Confira a entrevista.

 

IHU On-Line - Diante de uma conjuntura de recorrentes crises econômicas e financeiras, qual a importância de se refletir sobre a moeda, tema do seu novo livro, A vida da moeda. Crédito, imagens, confiança?

Bruno Cava - Há um ano, seria inimaginável a proliferação de auxílios de renda como ocorreu ao longo da pandemia. Governos que há poucos meses tinham como principal pauta a imposição de medidas de austeridade, redução do deficit spending e tetos de gastos públicos, abriram a torneira do orçamento e emitiram um grande volume de dinheiro para os repasses emergenciais diretos às populações.

No Brasil, um governo cujo ministro da economia é da Escola de Chicago foi capaz de promover o maior programa de transferência de renda de todos os tempos, já que o auxílio emergencial superou em recursos e número de atendidos o Programa Bolsa Família. Vivenciou-se em vários países do mundo um programa de renda básica existencial que teve efeitos em múltiplas dimensões: mitigou a miséria e a pobreza, estabilizou a demanda ao sustentar o consumo e sustentou o nível de atividade econômica dentro de um mínimo estrutural, além de ter atuado como variável de estabilização política.

Nesse cenário, uma série de discussões voltaram ao primeiro plano: Renda Universal, Quantitative Easing para o Povo (QEP, uma proposta de Jeremy Corbyn), dinheiro de helicóptero (Milton Friedman), Moderna Teoria Monetária - MMT, além do acirramento das polarizações entre keynesianos e fiscalistas sobre o papel do Estado na promoção do desenvolvimento social e econômico num país tão desigual. O debate sobre a natureza do dinheiro se tornou nevrálgico em nossa atualidade tão intensa de questões, ganhando espessura conceitual e penetração na arena pública. O nosso livro, sem querer, acabou se inscrevendo num instante chave.

 

 

IHU On-Line - No livro, o senhor menciona que para se ter uma melhor compreensão do conceito de dinheiro, é necessário considerar os vários campos do conhecimento, como sociologia, antropologia, teoria da literatura, cinema e comunicação, e não somente história econômica, economia política ou filosofia da economia. Como essas últimas áreas limitam nosso entendimento do conceito e como as primeiras ampliam essa noção?

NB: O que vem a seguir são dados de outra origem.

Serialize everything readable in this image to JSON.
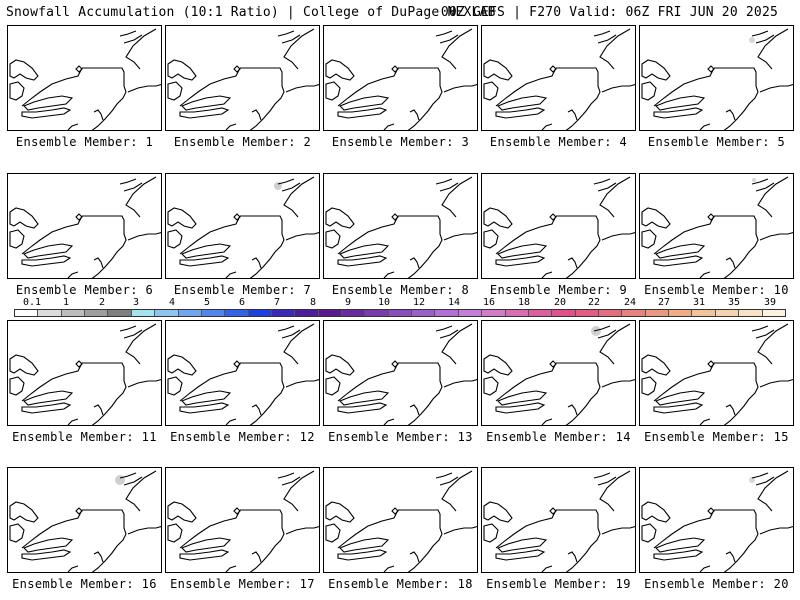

Bruno Cava - No seu tratado sobre a história do pensamento econômico, J. Schumpeter comenta como as teorias da moeda precedem e excedem o que, na modernidade, ficou circunscrito como o campo epistêmico da ciência econômica. De fato, a ciência monetária nasceu antes da economia política moderna e já envolvia debates densos desde pelo menos o Quinhentos europeu. No livro, abordamos en passant algumas escolas de pensamento monetário, como os salmaticenses e os florentinos. Na Espanha do século de ouro, o tema da moeda era preocupação central dos teólogos neotomistas contrarreformistas, com destaque para os trabalhos de Martín de Azpilcueta (1491-1586), o "Doctor Navarrus", que defendia a moeda-crédito contra as proibições da Igreja ao que entendia ser agiotagem (na bula ‘In eam pro nostro’, o Papa Pio V condenou a prática das letras de crédito como um todo, por incidirem no pecado da usura). Jean Bodin, o teórico do princípio uno da soberania, escreveu uma obra sobre inflação e moeda, em 1558, antecipando a Teoria Quantitativa (que seria formulada apenas séculos mais tarde, por John Locke e David Hume) e também podemos encontrar no Leviatã (1651), de Hobbes, um trecho em que descreve o funcionamento do dinheiro como fluxo, por meio da metáfora da circulação do sangue. Compreender o dinheiro é um poderoso tônico do pensamento.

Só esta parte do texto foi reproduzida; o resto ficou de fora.